The head was like something cracked from a brass statue of Apollo, only lines of division and of mechanical linkage showing that this head bore features that had once moved. Marlen reached down, attempting to pick the head up with one hand, but it was too heavy. He put his spade aside and grasped the object in both hands, holding it up to their captor, who took it in one hand, as if it weighed nothing, and inspected it. With a shudder, Marlen glimpsed movement in the grasping hand like something black writhing underneath the skin.

‘Case-hardened ceramal covered with a layer of zinc and copper alloy containing the superconductor net,’ the man said, then turned to the two diggers. ‘Keep digging. I want it all—every last piece.’ After a pause, he redirected his attention to the head, and Marlen, turning once again to take up his spade, briefly glimpsed two brass eyelids clicking open to reveal obsidian eyes.

‘What a pretty machine you are, Mr Crane. Aphran was so in awe of you.’

Placing the head on the ground, its gaze directed up at the sky, the man took his hand away and the eyes closed.

Soon Marlen and Inther uncovered a heavy ripped-open torso with one leg attached whose weight required both of them to haul it out of the excavation. Then came the other leg, and an arm. Continuing to dig, Marlen and Inther unearthed smaller components and fragments of memory crystal. The man was now getting impatient. Checking his scanner, he paced the entire area, then finally returned to them, obviously angry.

“There’s an arm missing,’ he snarled.

The two diggers gazed up at him dumbly. Then Marlen stooped, picked up another of the lumps of memory crystal, and placed it at the rim of the hole. The man now turned his attention to this, and abruptly smiled. ‘Find all of that.’ He turned and headed over to the laid-out pieces of android. Still digging, Marlen found that the latest command was not so harshly enforced, now their captor had other things to occupy him, so Marlen could keep a wary eye on what was occurring.

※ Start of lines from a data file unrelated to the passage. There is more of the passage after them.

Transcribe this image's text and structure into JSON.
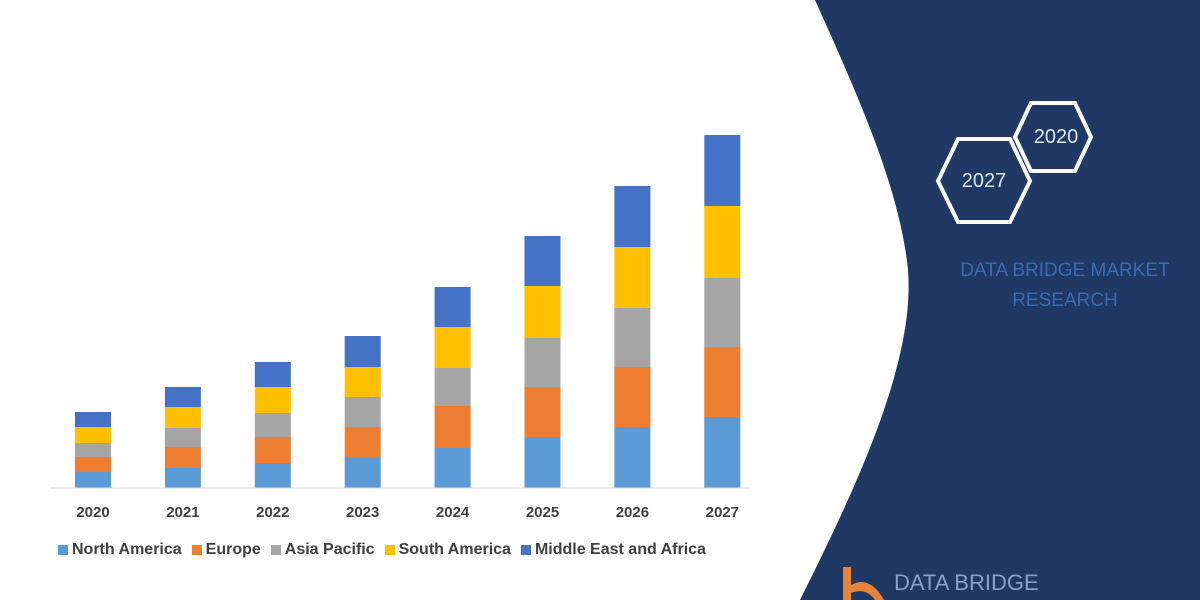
{
  "chart_data": {
    "type": "bar",
    "stacked": true,
    "title": "",
    "xlabel": "",
    "ylabel": "",
    "y_axis_shown": false,
    "grid": false,
    "legend_position": "bottom",
    "categories": [
      "2020",
      "2021",
      "2022",
      "2023",
      "2024",
      "2025",
      "2026",
      "2027"
    ],
    "series": [
      {
        "name": "North America",
        "color": "#5b9bd5",
        "values": [
          16,
          20,
          25,
          30,
          40,
          51,
          61,
          71
        ]
      },
      {
        "name": "Europe",
        "color": "#ed7d31",
        "values": [
          15,
          21,
          26,
          31,
          42,
          50,
          60,
          70
        ]
      },
      {
        "name": "Asia Pacific",
        "color": "#a5a5a5",
        "values": [
          14,
          19,
          24,
          30,
          38,
          49,
          59,
          69
        ]
      },
      {
        "name": "South America",
        "color": "#ffc000",
        "values": [
          16,
          21,
          26,
          30,
          41,
          52,
          61,
          72
        ]
      },
      {
        "name": "Middle East and Africa",
        "color": "#4472c4",
        "values": [
          15,
          20,
          25,
          31,
          40,
          50,
          61,
          71
        ]
      }
    ]
  },
  "side_panel": {
    "color": "#1f3864",
    "hex_years": [
      "2020",
      "2027"
    ],
    "brand": [
      "DATA BRIDGE MARKET",
      "RESEARCH"
    ],
    "logo_text": "DATA BRIDGE"
  }
}
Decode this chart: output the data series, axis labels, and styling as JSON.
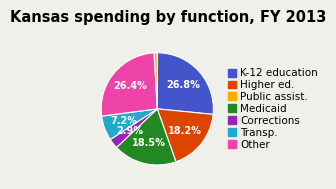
{
  "title": "Kansas spending by function, FY 2013",
  "labels": [
    "K-12 education",
    "Higher ed.",
    "Public assist.",
    "Medicaid",
    "Corrections",
    "Transp.",
    "Other"
  ],
  "values": [
    26.8,
    18.2,
    0.9,
    18.5,
    2.9,
    7.2,
    26.4
  ],
  "plot_order": [
    "K-12 education",
    "Higher ed.",
    "Medicaid",
    "Corrections",
    "Transp.",
    "Other",
    "Public assist."
  ],
  "colors": {
    "K-12 education": "#4455cc",
    "Higher ed.": "#dd4400",
    "Public assist.": "#ffaa00",
    "Medicaid": "#228822",
    "Corrections": "#9922bb",
    "Transp.": "#22aacc",
    "Other": "#ee44aa"
  },
  "text_color": "#ffffff",
  "background_color": "#f0f0eb",
  "startangle": 90,
  "title_fontsize": 10.5,
  "legend_fontsize": 7.5
}
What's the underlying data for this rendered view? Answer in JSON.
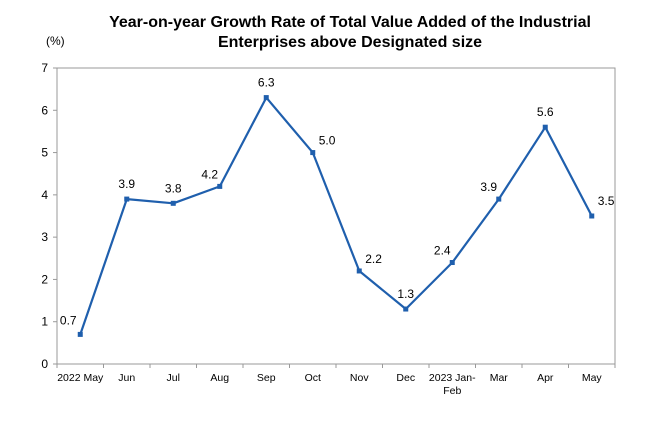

Their captor knelt by the juncture between separated leg and groin. He picked up the leg in one hand, then reached out and tilted the torso so that the exposed ceramal thighbone, still attached to the torso, was raised off the ground. He then slid the leg back over this bone until it was nearly back in position. He could not get it all the way on because of the torn metal, ripped optics and bent mechanical linkages at the break. Dropping the torso back to the ground, he then turned his attention to the arm, which he could do no more than push close to where it had been ripped away. Ball joints, protruding below the head, seated into the neck with audible clicks. Now, his expression beatific, the man pushed his hand inside the torn-open chest and closed his eyes. Immediately his skin seemed to turn grey, with a black insectile shifting underneath it. He jerked and, lying on the ground, the huge brass Golem jerked as well. In the gap between brass shoulder and arm, Marlen glimpsed glittery squirming movement before the arm drew up to the shoulder, sealing the gap.

‘Bring those other components,’ the man ordered.

Marlen scrambled out of the hole, gathered up the pile of twisted metal and brought it over. Dumping this on the ground beside the Golem, he observed swirling tentacular movement spreading from the man’s hand into the chest cavity. Marlen went back to pick up the pieces of crystal. As he returned with these, it was in time to see the man backing off, his hand still in the cavity, while the Golem stood up. Withdrawing his hand the man glanced down at the twisted scrap, snorted, then kicked it aside. Without speaking, he then directed Marlen to place the crystal fragments on a nearby rock. Given no further orders after this, Marlen stood watching while the man squatted and assembled the fragments like a Chinese puzzle.